Entre deux vagues

Êtes-vous du type passif, réactif ou actif ?

Un dicton souligne que la nécessité est la mère de toute invention et le tourbillon des derniers mois a fait basculer nos habitudes, nos routines, nos emplois voire même nos vies.

L’accalmie dont nous bénéficions pour le moment nous permet tous de nous recentrer en attendant la prochaine vague dont nous ignorons encore sa gravité et, surtout, son impact sur notre quotidien.

Lorsqu’une telle situation débarque dans votre existence, êtes-vous du type « passif », qui attends confortablement dans son salon que le train soit passé enfin, du type « réactif » qui se lamente en implorant les gouvernements de venir les sauver ou du type « actif » qui, poussé par une montée d’adrénaline subite, va se battre pour ne pas sombrer dans la déprime ?

Incapable de rester confiné durant cette première vague de l’actuelle pandémie, votre assistant virtuel s’est tourné vers un des très nombreux services essentiels traversant une période sans mandats. Agent de gardiennage pour un CLSC à raison de trois jours par semaine fut ma solution temporaire.

Pour sortir le nez dehors il fallait une raison, un motif indiscutable pour garantir une continuité gratifiante durant cette période de turbulence.

Garderies fermées, une maman d’une petite fille forcée de travailler (services essentiels obligent), mamie et papi (moi) ont organisés leurs horaires respectifs pour assurer l’évolution normale et transparente de ce petit trésor si cher.

Prudence, peur, paranoïa, trois mots qui débutent par la même lettre.
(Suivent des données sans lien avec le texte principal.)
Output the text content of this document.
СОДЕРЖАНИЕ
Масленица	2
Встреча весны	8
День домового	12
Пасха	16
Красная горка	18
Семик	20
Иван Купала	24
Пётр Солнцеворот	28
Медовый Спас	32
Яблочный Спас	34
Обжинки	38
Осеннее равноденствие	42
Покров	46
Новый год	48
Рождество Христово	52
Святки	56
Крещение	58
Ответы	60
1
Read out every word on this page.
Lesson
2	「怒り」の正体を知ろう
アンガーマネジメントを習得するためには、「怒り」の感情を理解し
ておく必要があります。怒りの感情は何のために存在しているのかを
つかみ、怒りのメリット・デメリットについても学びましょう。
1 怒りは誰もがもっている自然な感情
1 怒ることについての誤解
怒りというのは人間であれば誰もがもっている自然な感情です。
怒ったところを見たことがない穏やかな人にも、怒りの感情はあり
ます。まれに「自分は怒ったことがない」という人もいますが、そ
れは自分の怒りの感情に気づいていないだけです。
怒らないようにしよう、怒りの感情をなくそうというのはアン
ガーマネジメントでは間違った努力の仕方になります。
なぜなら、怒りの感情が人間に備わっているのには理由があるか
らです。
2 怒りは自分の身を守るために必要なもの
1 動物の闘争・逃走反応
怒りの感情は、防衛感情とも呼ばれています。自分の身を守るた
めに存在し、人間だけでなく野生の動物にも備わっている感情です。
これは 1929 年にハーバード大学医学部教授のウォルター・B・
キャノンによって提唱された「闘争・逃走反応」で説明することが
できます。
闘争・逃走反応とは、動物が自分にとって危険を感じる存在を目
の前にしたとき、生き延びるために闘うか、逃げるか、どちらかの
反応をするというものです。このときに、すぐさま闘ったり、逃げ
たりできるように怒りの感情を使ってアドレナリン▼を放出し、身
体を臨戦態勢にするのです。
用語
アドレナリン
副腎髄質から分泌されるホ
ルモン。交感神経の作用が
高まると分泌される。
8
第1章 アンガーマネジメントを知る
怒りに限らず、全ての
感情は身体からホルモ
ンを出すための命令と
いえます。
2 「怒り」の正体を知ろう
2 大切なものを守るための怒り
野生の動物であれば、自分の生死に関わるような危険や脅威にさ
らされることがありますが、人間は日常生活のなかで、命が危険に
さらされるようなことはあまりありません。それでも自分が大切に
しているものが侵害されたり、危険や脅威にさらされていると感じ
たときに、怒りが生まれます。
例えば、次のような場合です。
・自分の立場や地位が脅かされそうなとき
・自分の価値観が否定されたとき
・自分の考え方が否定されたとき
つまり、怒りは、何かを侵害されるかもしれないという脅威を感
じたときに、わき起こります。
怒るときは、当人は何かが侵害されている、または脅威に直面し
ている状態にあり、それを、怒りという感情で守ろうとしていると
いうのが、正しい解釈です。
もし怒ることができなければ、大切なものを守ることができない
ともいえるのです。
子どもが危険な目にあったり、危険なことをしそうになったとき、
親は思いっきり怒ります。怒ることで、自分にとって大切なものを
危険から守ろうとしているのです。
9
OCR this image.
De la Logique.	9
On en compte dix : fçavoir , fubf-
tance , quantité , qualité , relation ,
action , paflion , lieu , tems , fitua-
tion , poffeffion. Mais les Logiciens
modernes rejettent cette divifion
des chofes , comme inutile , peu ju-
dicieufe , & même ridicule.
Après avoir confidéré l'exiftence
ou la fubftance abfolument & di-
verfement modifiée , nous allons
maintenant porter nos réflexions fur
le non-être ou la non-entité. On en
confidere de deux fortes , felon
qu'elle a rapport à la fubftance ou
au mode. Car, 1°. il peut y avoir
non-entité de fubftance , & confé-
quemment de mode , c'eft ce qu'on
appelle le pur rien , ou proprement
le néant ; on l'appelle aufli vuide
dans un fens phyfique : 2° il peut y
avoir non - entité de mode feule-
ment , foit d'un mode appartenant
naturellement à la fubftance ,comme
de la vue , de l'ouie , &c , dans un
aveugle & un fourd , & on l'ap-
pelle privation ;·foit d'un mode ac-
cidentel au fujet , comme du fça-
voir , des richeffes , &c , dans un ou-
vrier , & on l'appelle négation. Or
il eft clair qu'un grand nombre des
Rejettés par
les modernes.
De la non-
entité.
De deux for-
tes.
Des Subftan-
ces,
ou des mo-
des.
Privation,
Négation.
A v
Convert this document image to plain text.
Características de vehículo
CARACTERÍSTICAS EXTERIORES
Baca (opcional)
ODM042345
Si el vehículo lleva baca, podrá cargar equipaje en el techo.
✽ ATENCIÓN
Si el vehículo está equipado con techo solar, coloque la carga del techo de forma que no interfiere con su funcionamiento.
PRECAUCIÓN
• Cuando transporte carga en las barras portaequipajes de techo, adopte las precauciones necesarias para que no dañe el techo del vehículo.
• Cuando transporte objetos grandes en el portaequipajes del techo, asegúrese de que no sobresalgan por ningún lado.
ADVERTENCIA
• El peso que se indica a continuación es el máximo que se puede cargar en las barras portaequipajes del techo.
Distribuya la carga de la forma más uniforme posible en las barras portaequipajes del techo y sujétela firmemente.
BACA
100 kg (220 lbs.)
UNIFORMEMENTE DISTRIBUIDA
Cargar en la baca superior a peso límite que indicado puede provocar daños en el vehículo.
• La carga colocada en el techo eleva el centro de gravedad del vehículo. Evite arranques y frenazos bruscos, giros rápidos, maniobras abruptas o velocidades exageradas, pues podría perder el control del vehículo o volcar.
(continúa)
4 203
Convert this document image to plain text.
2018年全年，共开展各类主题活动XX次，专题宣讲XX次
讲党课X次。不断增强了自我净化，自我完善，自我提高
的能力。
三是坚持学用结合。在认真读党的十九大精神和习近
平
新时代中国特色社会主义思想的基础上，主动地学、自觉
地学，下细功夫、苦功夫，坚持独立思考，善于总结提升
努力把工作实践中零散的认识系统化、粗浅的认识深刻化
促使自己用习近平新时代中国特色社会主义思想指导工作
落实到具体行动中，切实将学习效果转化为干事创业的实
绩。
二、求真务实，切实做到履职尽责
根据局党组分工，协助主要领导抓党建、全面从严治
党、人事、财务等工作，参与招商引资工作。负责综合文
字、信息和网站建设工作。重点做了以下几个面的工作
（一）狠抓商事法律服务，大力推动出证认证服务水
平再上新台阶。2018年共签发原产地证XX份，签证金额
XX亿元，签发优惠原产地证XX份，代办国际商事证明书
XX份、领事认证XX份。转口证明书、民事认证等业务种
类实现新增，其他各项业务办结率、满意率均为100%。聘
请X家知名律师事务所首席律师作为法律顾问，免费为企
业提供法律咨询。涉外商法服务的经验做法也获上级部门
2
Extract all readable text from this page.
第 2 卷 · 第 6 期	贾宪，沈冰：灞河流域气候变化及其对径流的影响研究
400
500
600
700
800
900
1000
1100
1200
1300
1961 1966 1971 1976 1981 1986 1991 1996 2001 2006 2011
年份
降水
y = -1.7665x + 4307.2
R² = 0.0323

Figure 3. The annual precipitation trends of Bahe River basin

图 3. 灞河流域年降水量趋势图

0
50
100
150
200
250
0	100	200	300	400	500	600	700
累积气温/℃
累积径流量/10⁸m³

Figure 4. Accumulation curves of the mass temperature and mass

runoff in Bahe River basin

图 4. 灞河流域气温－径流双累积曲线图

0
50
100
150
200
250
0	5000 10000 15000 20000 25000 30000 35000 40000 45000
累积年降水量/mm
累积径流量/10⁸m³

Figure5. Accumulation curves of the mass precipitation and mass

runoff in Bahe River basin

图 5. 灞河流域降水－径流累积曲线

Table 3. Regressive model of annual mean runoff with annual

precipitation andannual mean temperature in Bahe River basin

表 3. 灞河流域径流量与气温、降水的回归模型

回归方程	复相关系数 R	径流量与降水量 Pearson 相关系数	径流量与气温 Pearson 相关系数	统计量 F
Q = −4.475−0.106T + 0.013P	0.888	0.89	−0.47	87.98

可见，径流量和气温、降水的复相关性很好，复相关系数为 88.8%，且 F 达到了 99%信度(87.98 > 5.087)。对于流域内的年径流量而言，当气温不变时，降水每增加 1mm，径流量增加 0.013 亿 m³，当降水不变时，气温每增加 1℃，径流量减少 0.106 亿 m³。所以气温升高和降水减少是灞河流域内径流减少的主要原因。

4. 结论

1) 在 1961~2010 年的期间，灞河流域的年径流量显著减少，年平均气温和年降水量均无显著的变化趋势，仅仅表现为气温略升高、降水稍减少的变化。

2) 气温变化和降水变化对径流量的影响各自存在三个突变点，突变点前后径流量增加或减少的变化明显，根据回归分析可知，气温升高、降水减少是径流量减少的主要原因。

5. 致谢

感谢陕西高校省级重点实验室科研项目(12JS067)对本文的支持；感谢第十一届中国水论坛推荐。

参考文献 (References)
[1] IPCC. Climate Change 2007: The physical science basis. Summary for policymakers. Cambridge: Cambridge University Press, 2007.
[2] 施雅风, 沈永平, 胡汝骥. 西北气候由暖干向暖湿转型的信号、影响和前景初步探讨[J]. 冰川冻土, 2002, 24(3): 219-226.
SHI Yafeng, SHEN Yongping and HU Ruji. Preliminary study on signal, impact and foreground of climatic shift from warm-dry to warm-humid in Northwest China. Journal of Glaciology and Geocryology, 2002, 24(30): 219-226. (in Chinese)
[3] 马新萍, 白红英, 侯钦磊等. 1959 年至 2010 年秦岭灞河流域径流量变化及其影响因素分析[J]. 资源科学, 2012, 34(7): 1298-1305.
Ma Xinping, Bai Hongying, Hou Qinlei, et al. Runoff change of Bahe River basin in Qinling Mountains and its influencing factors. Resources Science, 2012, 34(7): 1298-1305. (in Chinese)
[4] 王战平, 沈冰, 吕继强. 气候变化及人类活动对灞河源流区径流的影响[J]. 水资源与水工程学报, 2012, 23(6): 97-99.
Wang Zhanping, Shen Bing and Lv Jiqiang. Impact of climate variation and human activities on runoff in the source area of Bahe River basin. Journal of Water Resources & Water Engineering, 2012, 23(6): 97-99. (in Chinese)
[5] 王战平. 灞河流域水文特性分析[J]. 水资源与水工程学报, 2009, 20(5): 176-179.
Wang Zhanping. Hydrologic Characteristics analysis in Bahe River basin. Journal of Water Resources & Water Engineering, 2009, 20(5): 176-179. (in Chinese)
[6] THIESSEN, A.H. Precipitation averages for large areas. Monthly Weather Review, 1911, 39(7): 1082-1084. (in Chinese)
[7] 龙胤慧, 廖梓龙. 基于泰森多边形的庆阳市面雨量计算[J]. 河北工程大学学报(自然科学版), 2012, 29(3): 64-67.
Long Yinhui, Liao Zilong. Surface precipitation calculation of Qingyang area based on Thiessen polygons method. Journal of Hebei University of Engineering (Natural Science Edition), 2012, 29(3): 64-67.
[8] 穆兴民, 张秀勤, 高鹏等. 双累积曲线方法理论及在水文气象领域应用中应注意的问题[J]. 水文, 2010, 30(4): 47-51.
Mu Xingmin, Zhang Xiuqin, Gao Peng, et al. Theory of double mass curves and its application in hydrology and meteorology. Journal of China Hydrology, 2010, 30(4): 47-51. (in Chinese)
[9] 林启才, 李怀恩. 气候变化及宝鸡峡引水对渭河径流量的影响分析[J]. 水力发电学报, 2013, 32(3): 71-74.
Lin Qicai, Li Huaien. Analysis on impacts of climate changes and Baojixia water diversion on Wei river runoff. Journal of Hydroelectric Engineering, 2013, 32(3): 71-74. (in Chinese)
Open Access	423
Nous avons opté pour la prudence. Se laver les mains mille-deux-cent fois par jour, porter un masque aussitôt qu’on pénètre dans un endroit fermé, respect des deux mètres (lorsque possible) et obéir religieusement aux consignes. Nous en sommes sortis indemnes.

Durant ces mois de confinement, il y a eu des perdants, des survivants et, aussi, des gagnants.

Parlons, en premier lieu, des perdants. Étant du type optimiste, gardons le meilleur pour la fin.

Sur la petite île où je vis, cette petite communauté attachée à ses valeurs locales bien ancrées, notre seul restaurant à vocation familiale vient tout juste de déclarer forfait et à mis la clé définitivement à sa porte. J’ose ici croire que le propriétaire a été du type passif n’offrant aucunes expériences bonifiés ou adaptés selon les circonstances.

Les survivants sont ceux qui se sont adaptés à situation. Ceux qui, exceptionnellement, offraient un service de livraison, s’annonçaient sur les médias « Nous sommes ouvert » avec mentions claires sur le respect des consignes et les heures d’ouverture.

Ils y avaient, évidement, ceux qui ne pouvaient ouvrir encore. Comme mon salon de coiffure. J’ose penser (et espérer) que la célèbre PCU de M. Trudeau les a aidés à traverser cette période de crise. Les médias sociaux ont pris toutes leur importance en mettant de l’avant leurs vocations primaire.

Croyez-le ou non, les gagnants sont nombreux.

Pour leur survie, plusieurs entreprises se sont adaptées, désinfectants, masques, visières, etc.

Ne pouvant plus traverser la frontière américaine et aller se tremper le bout des orteils à Old Orchard ou Ogunquit, les marchands de piscines font présentement fortune. Les ventes de bateaux de plaisance ou de véhicules tout-terrain en sont à leur plus haut niveau.

La conscience sociale nous oriente vers le marché local. Le Panier Bleu en est un bel exemple.

Quand est-t ’il du commerce en ligne ? Il y a ceux qui ont été capables de se tourner sur un dix sous, ceux qui étaient prêts (qui ont rehaussé leur niveau de service) et ceux qui était déjà très actif avant le fameux 12 mars 2020.

Ce n’est que secret de polichinelle, les québécois consacrent leurs économies de vacances ici cette année. Camping, chalet, golf et, même, en profiter pour visiter des régions du Québec qui leurs étaient, jusqu’alors, inconnus.

Il est plus que souhaitable en ce temps d’accalmie de se préparer à la deuxième vague. Sera-t ’elle aussi dévastatrice ? Vivrons-nous un autre confinement massif ? Nulle boule de cristal ne peut le prédire.

Un fait demeure pour les survivants commerçants d’ici, ne vous assoyez pas en vous disant « Ouff!!! » puis attendre. Pourquoi ne pas aller au-devant de cette deuxième vague, qui semble se dessiner à l’horizon, et la transformer en opportunité ? C’est le moment idéal pour revoir votre plan d’affaire.

Soyez « actif » voire même, « pro-actif » et être un gagnant de la prochaine vague.